Mais Isabelle n’en avait cure. En brillant sur le
devant de la scène, elle apprenait à faire face. Aliénor d’Aquitaine avait été
adulée autant qu’elle avait compté d’ennemis, mais elle n’avait jamais baissé
la tête. La jeune princesse de Bavière avait relevé la sienne, admirablement
parée. Elle en imposait à tous. Elle découvrait la force de sa souveraineté.
Pourtant, dans le secret de son cœur, elle se
reconnaissait encore une grande fragilité : son premier rôle était d’assurer
l’avenir de la dynastie et son ventre restait vide. Craignant que Dieu, dans
Son courroux, ne l’ait rendue stérile, elle confia ses craintes à Jean la Grâce.
— Le roi vous néglige-t-il ? lui demanda
son confesseur.
— Certes non, répondit Isabelle en rougissant,
songeant aux fréquentes et brèves étreintes de Charles.
— Sûr qu’il aurait bien tort en vous voyant
si belle. Laissez donc Dieu de côté en cette affaire, et faites confiance en la
nature. Je vous prédis qu’avant la fin de cette année, vous serez grosse.
— Êtes-vous donc astrologue, frère Jean ?
ironisa Isabelle.
— À mes heures, madame. Voulez-vous parier ?
Elle éclata de rire.
— Un pari ? N’est-ce point contraire à
votre robe qui vous sied fort mal d’ailleurs.
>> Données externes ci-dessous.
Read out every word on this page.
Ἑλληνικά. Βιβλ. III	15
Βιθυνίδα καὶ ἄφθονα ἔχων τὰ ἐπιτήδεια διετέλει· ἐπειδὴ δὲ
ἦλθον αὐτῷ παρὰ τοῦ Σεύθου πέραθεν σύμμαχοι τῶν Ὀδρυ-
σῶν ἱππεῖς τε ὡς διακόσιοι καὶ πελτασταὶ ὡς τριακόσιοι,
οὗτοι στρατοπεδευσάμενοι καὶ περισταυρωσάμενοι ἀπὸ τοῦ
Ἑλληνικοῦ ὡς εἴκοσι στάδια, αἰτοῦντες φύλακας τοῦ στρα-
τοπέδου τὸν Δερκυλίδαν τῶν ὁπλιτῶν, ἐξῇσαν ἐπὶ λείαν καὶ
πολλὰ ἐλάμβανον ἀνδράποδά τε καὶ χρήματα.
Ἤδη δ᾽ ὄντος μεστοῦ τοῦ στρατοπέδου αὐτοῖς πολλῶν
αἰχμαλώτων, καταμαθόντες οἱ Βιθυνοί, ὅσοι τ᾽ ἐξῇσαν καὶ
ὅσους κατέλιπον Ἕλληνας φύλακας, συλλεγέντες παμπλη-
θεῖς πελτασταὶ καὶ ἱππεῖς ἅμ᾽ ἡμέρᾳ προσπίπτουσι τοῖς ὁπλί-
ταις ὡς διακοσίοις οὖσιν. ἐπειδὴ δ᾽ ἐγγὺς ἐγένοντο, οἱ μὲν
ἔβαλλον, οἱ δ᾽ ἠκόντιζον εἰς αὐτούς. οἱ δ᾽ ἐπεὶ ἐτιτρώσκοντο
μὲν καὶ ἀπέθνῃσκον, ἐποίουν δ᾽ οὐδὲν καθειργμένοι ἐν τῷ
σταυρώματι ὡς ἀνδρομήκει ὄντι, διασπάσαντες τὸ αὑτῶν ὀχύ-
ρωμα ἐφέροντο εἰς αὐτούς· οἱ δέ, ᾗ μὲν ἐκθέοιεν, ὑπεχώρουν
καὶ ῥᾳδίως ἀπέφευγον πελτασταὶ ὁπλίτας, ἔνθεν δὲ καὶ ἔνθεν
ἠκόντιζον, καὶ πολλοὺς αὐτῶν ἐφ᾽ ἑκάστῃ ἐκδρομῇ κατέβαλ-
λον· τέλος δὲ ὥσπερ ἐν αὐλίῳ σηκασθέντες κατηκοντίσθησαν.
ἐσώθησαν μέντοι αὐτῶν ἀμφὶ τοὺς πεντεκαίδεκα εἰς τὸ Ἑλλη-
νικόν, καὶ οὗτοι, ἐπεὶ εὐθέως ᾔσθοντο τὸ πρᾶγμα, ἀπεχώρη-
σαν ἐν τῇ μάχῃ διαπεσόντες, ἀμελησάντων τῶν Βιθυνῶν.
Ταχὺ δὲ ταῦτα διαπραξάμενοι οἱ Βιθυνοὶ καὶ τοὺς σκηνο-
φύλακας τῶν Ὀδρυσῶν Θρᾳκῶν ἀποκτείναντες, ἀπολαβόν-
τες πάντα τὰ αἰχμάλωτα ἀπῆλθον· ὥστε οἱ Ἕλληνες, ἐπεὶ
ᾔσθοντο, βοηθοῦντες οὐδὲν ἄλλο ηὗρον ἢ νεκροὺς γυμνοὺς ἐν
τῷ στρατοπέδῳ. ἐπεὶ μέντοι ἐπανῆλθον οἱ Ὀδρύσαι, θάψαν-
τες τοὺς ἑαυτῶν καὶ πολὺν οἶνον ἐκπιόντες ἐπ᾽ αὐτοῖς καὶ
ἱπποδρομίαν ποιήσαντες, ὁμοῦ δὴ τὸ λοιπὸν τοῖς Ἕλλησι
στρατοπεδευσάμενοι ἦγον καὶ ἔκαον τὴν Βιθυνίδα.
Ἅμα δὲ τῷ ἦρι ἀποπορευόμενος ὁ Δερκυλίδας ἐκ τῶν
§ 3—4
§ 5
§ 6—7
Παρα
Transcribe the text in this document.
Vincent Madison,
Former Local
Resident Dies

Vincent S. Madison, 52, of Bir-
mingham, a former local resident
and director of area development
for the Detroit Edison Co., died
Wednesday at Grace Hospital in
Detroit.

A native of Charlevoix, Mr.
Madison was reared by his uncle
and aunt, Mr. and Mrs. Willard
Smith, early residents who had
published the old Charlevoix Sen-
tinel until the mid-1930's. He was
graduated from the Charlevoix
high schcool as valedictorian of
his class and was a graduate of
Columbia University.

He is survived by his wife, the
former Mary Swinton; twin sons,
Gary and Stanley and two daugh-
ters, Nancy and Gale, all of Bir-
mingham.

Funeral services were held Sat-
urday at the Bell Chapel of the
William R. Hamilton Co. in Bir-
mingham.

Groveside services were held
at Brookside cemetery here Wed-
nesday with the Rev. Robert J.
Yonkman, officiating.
Jean la Grâce portait une aube usée jusqu’à la
corde.
— Cela est vrai, répliqua-t-il, et j’ai bien
besoin de quelques aumusses, cucules ou dalmatiques de bonne facture, car à
suivre votre train, je n’y puis.
— C’est gagé. Et vous-même, que gagez-vous si
vous perdez ?
— Inutile, madame, je ne perdrai point.
Ce pari, pourtant absurde, rendit quelque peu
confiance à Isabelle qui poursuivit ses folles activités avec plus de sérénité.
*
Et l’été des petits riens continua à se passer en
joyeusetés sans importance… pouvait-on croire. Car chez la reine se tenaient
des réunions très secrètes, sous couvert de sa cour d’Amour. Mézières y trouva
en effet le prétexte à faire resurgir, en toute innocence, des personnages qui
n’y déparaient pas, tant ils étaient cultivés et sages : Jean le Mercier, Montaigu,
Pierre de Giac, Nicolas du Bosc, Bègue le Vilain… les anciens conseillers de
Charles V, si vilainement chassés par les princes des Fleurs de lys. Ils
devinrent tout naturellement des familiers de l’hôtel de la Pissotte, d’où ils
guettaient le moindre faux pas des oncles du roi.
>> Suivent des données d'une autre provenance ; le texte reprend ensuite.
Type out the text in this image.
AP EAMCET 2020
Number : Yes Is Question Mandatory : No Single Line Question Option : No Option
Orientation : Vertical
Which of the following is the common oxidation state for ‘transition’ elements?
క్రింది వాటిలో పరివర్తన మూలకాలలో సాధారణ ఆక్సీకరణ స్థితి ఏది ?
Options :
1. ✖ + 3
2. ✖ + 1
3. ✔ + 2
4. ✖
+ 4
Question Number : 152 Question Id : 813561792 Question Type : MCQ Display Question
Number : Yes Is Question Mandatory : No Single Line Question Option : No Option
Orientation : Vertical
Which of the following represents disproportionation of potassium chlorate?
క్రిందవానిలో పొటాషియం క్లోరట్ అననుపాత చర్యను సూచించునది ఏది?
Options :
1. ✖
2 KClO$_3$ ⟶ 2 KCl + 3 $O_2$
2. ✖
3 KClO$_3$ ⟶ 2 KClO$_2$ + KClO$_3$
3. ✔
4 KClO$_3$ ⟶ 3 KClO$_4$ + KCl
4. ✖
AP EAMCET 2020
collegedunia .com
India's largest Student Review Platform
Ainsi Berry, qui se tenait pourtant benoîtement
dans son palais ducal de Bourges où il y surveillait des travaux somptuaires, leur
donna bientôt l’occasion de se réjouir. Cette dite occasion se présenta sous la
forme d’un ermite.
Ce pauvre vieillard, venu à pied du Midi, demanda
à voir le roi de France. Il se disait porteur d’un message divin qu’il tenait
de saint Michel, de saint Gabriel et de saint Raphaël. Le jeune souverain, toujours
enclin au merveilleux, voulut l’entendre.
À genoux devant Charles VI, la reine et les
seigneurs, l’ermite montra sur son bras droit la marque d’une croix rouge, signe
de sa mission divine, puis révéla son message : « Si le souverain ne
vient pas au secours du Languedoc, épuisé d’impôts par les cruels collecteurs
de monseigneur de Berry qui en possède la lieutenance, Dieu se courroucera
contre lui et punira le roi de France en faisant mourir ses enfants. »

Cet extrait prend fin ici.